Em dezembro passado, o escritor gaúcho André Czarnobai, o Cardoso, publicou um diário na piauí intitulado “Pasfundo calipígia”. Salvo engano, foi a primeira vez em que se utilizou em letra impressa o termo “louco de palestra”. Imediatamente, a expressão ganhou densidade acadêmica e popularizou-se nos redutos universitários nacionais, encorajando loucos latentes e chamando a atenção da saúde pública para o problema.
O louco de palestra é o sujeito que, durante uma conferência, levanta a mão para perguntar algo absolutamente aleatório. Ou para fazer uma observação longa e sem sentido sobre qualquer coisa que lhe venha à mente. É a alegria dos assistentes enfastiados e o pesadelo dos oradores, que passam o evento inteiro aguardando sua inevitável manifestação, como se dispostos a enfrentar a própria Morte.
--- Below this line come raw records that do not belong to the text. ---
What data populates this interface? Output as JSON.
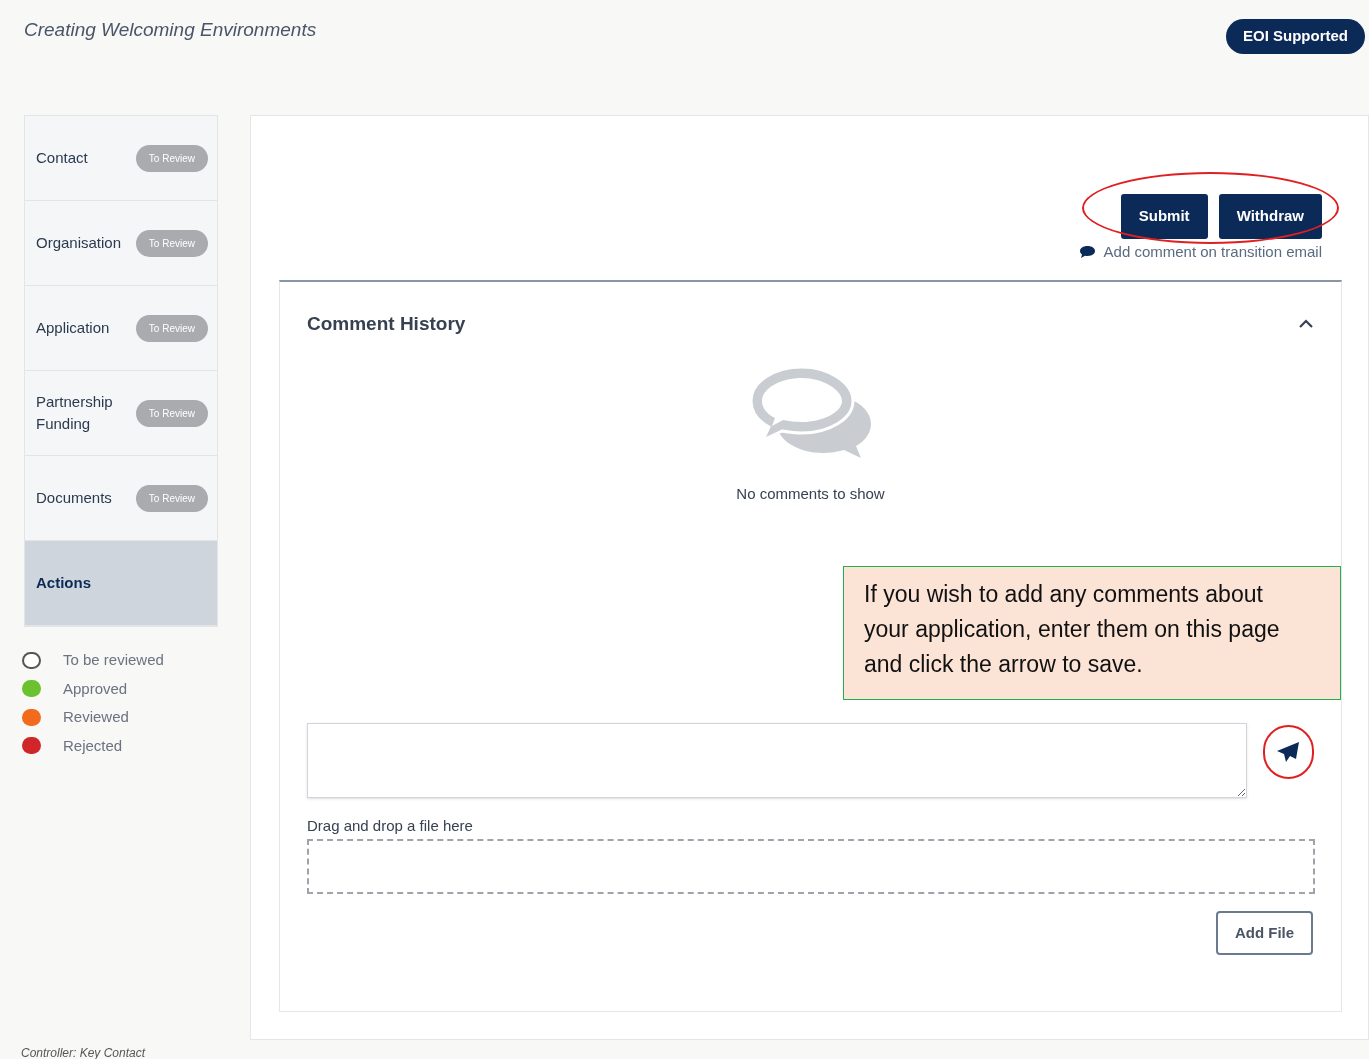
{
  "header": {
    "title": "Creating Welcoming Environments",
    "status_badge": "EOI Supported"
  },
  "sidebar": {
    "items": [
      {
        "label": "Contact",
        "badge": "To Review",
        "selected": false
      },
      {
        "label": "Organisation",
        "badge": "To Review",
        "selected": false
      },
      {
        "label": "Application",
        "badge": "To Review",
        "selected": false
      },
      {
        "label": "Partnership Funding",
        "badge": "To Review",
        "selected": false
      },
      {
        "label": "Documents",
        "badge": "To Review",
        "selected": false
      },
      {
        "label": "Actions",
        "selected": true
      }
    ],
    "legend": [
      {
        "label": "To be reviewed",
        "kind": "outline",
        "color": "#ffffff"
      },
      {
        "label": "Approved",
        "kind": "filled",
        "color": "#6cc12e"
      },
      {
        "label": "Reviewed",
        "kind": "filled",
        "color": "#f26a1b"
      },
      {
        "label": "Rejected",
        "kind": "filled",
        "color": "#d0262a"
      }
    ]
  },
  "actions": {
    "buttons": [
      "Submit",
      "Withdraw"
    ],
    "comment_link": "Add comment on transition email"
  },
  "comment_history": {
    "title": "Comment History",
    "expanded": true,
    "empty_text": "No comments to show",
    "drop_label": "Drag and drop a file here",
    "add_file_button": "Add File"
  },
  "callout": {
    "text": "If you wish to add any comments about your application, enter them on this page and click the arrow to save."
  },
  "footer": {
    "text": "Controller: Key Contact"
  }
}
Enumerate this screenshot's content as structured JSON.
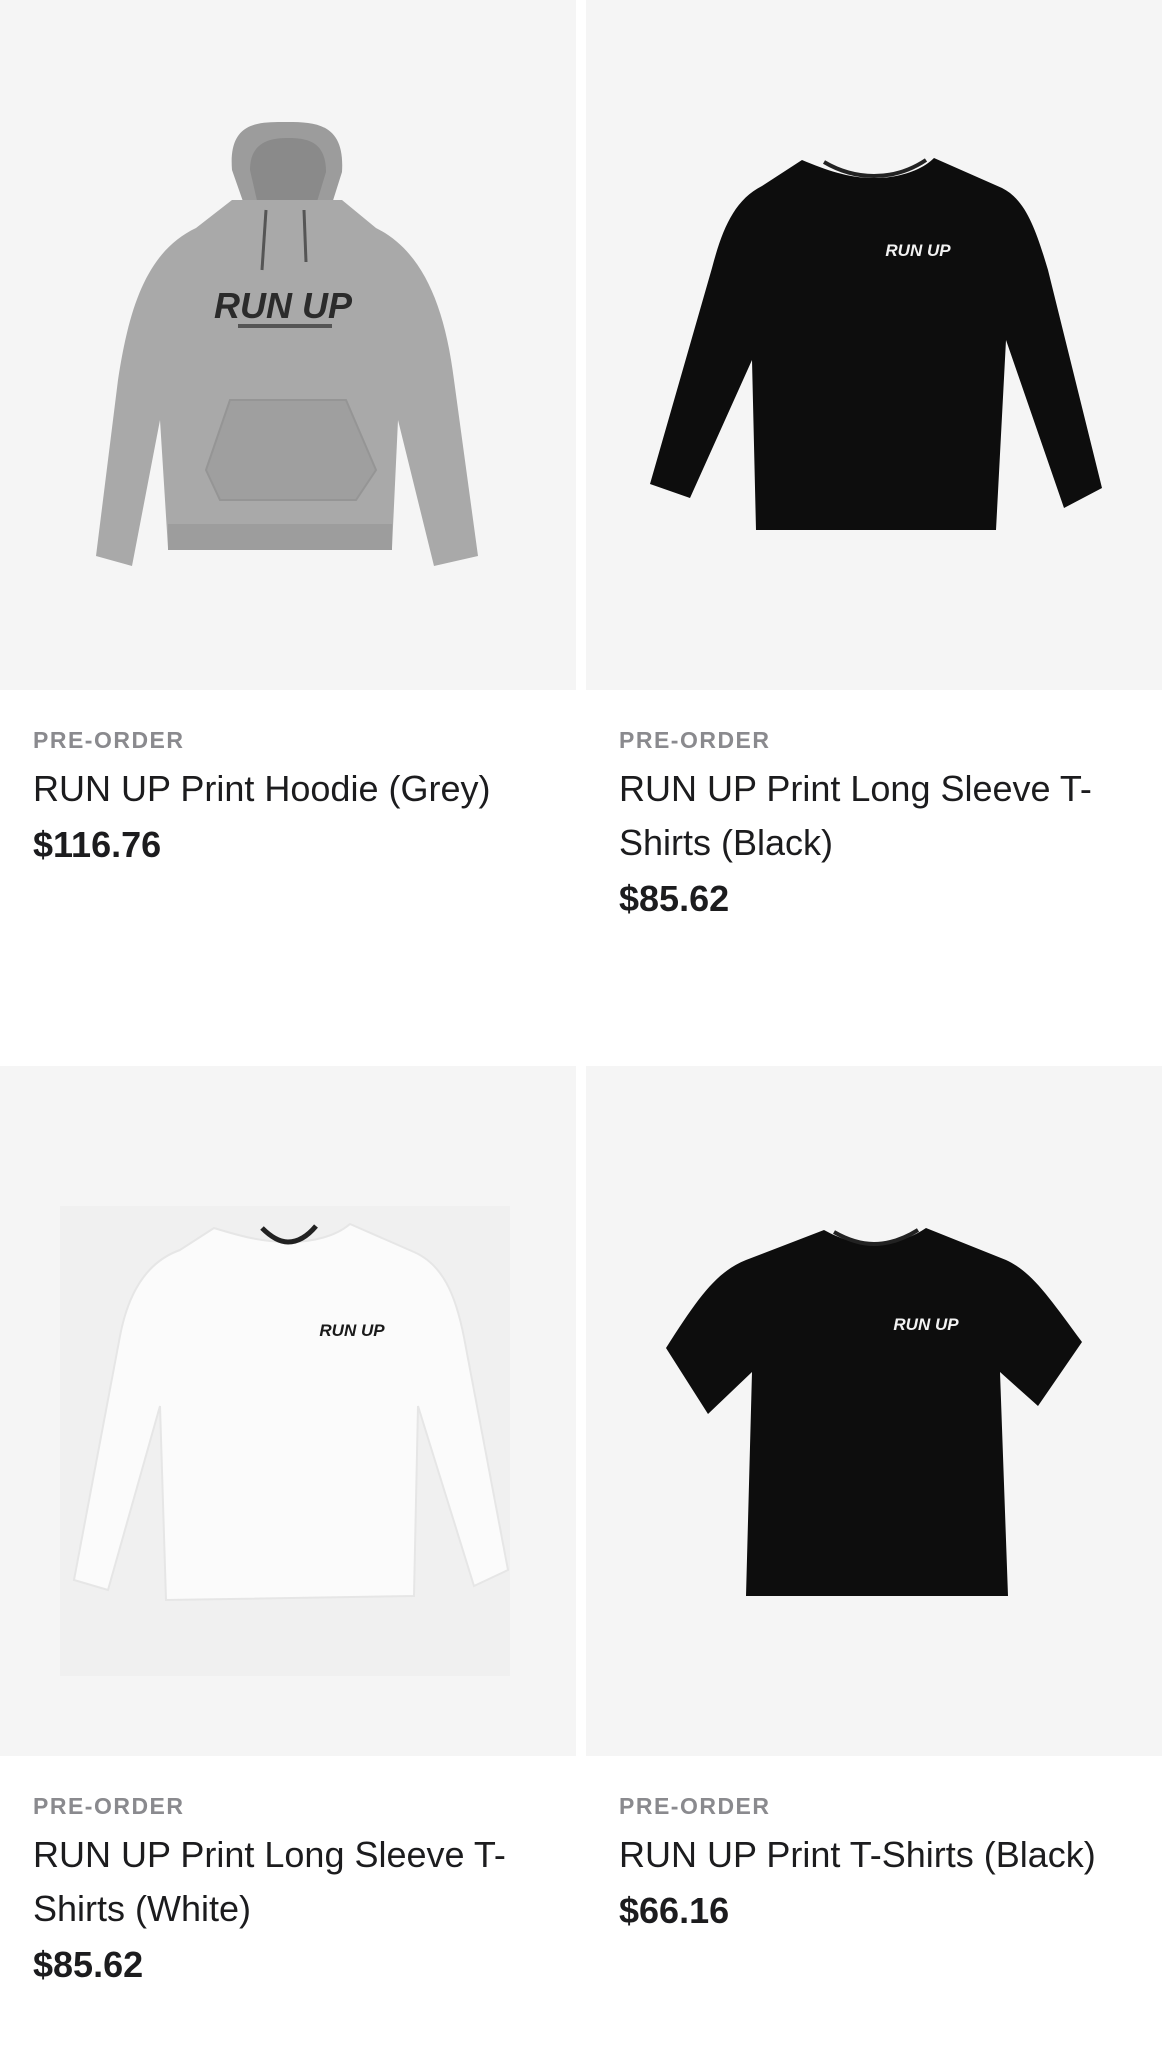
{
  "products": [
    {
      "badge": "PRE-ORDER",
      "title": "RUN UP Print Hoodie (Grey)",
      "price": "$116.76",
      "image_icon": "grey-hoodie",
      "print_text": "RUN UP",
      "garment_color": "#a9a9a9"
    },
    {
      "badge": "PRE-ORDER",
      "title": "RUN UP Print Long Sleeve T-Shirts (Black)",
      "price": "$85.62",
      "image_icon": "black-long-sleeve-tshirt",
      "print_text": "RUN UP",
      "garment_color": "#0d0d0d"
    },
    {
      "badge": "PRE-ORDER",
      "title": "RUN UP Print Long Sleeve T-Shirts (White)",
      "price": "$85.62",
      "image_icon": "white-long-sleeve-tshirt",
      "print_text": "RUN UP",
      "garment_color": "#fbfbfb"
    },
    {
      "badge": "PRE-ORDER",
      "title": "RUN UP Print T-Shirts (Black)",
      "price": "$66.16",
      "image_icon": "black-tshirt",
      "print_text": "RUN UP",
      "garment_color": "#0d0d0d"
    }
  ],
  "colors": {
    "image_background": "#f5f5f5",
    "badge_text": "#8a8a8e",
    "primary_text": "#1c1c1e"
  }
}
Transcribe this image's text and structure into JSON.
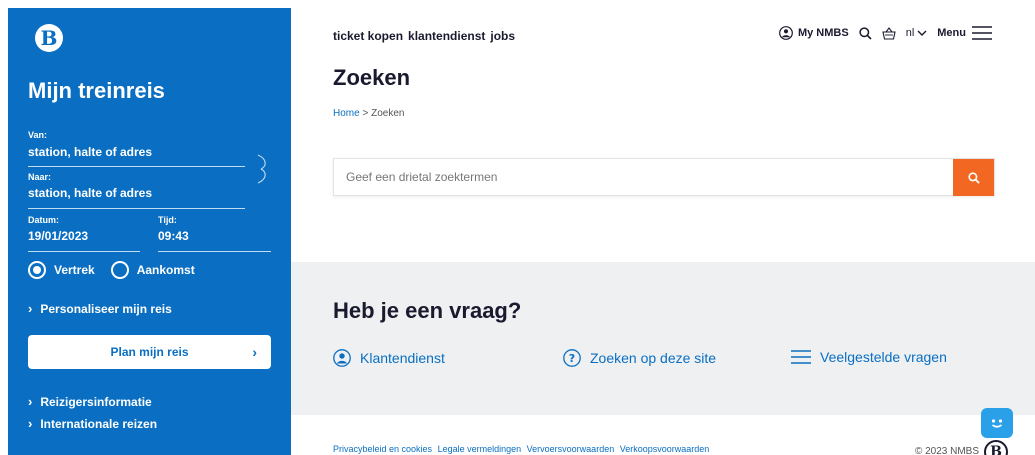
{
  "sidebar": {
    "logo": "B",
    "title": "Mijn treinreis",
    "from": {
      "label": "Van:",
      "value": "station, halte of adres"
    },
    "to": {
      "label": "Naar:",
      "value": "station, halte of adres"
    },
    "date": {
      "label": "Datum:",
      "value": "19/01/2023"
    },
    "time": {
      "label": "Tijd:",
      "value": "09:43"
    },
    "departure_label": "Vertrek",
    "arrival_label": "Aankomst",
    "personalise_label": "Personaliseer mijn reis",
    "plan_button": "Plan mijn reis",
    "traveller_info": "Reizigersinformatie",
    "international": "Internationale reizen"
  },
  "header": {
    "nav": [
      "ticket kopen",
      "klantendienst",
      "jobs"
    ],
    "my_account": "My NMBS",
    "language": "nl",
    "menu": "Menu"
  },
  "main": {
    "title": "Zoeken",
    "breadcrumb_home": "Home",
    "breadcrumb_sep": " > ",
    "breadcrumb_current": "Zoeken",
    "search_placeholder": "Geef een drietal zoektermen"
  },
  "faq": {
    "title": "Heb je een vraag?",
    "links": [
      "Klantendienst",
      "Zoeken op deze site",
      "Veelgestelde vragen"
    ]
  },
  "footer": {
    "links": [
      "Privacybeleid en cookies",
      "Legale vermeldingen",
      "Vervoersvoorwaarden",
      "Verkoopsvoorwaarden"
    ],
    "copyright": "© 2023 NMBS",
    "logo": "B"
  },
  "colors": {
    "brand_blue": "#0a6fc2",
    "accent_orange": "#f26722",
    "faq_bg": "#eef0f2"
  },
  "icons": [
    "user-icon",
    "search-icon",
    "basket-icon",
    "chevron-down-icon",
    "menu-icon",
    "swap-icon",
    "question-icon",
    "list-icon",
    "chat-bot-icon"
  ]
}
Há inúmeras categorias de loucos de palestra, que olhos e ouvidos atentos podem identificar em qualquer manifestação de cunho argumentativo-reflexivo, com a palavra franqueada ao público.
Há o louco clássico: aquele que levanta, faz uma longa explanação sobre qualquer tema, que raramente tangencia o assunto em debate, e termina sem perguntar nada de específico. Seu único objetivo é impressionar intelectualmente a plebe, inclusive o palestrante oficial. Ele sempre pede licença para “fazer uma colocação”.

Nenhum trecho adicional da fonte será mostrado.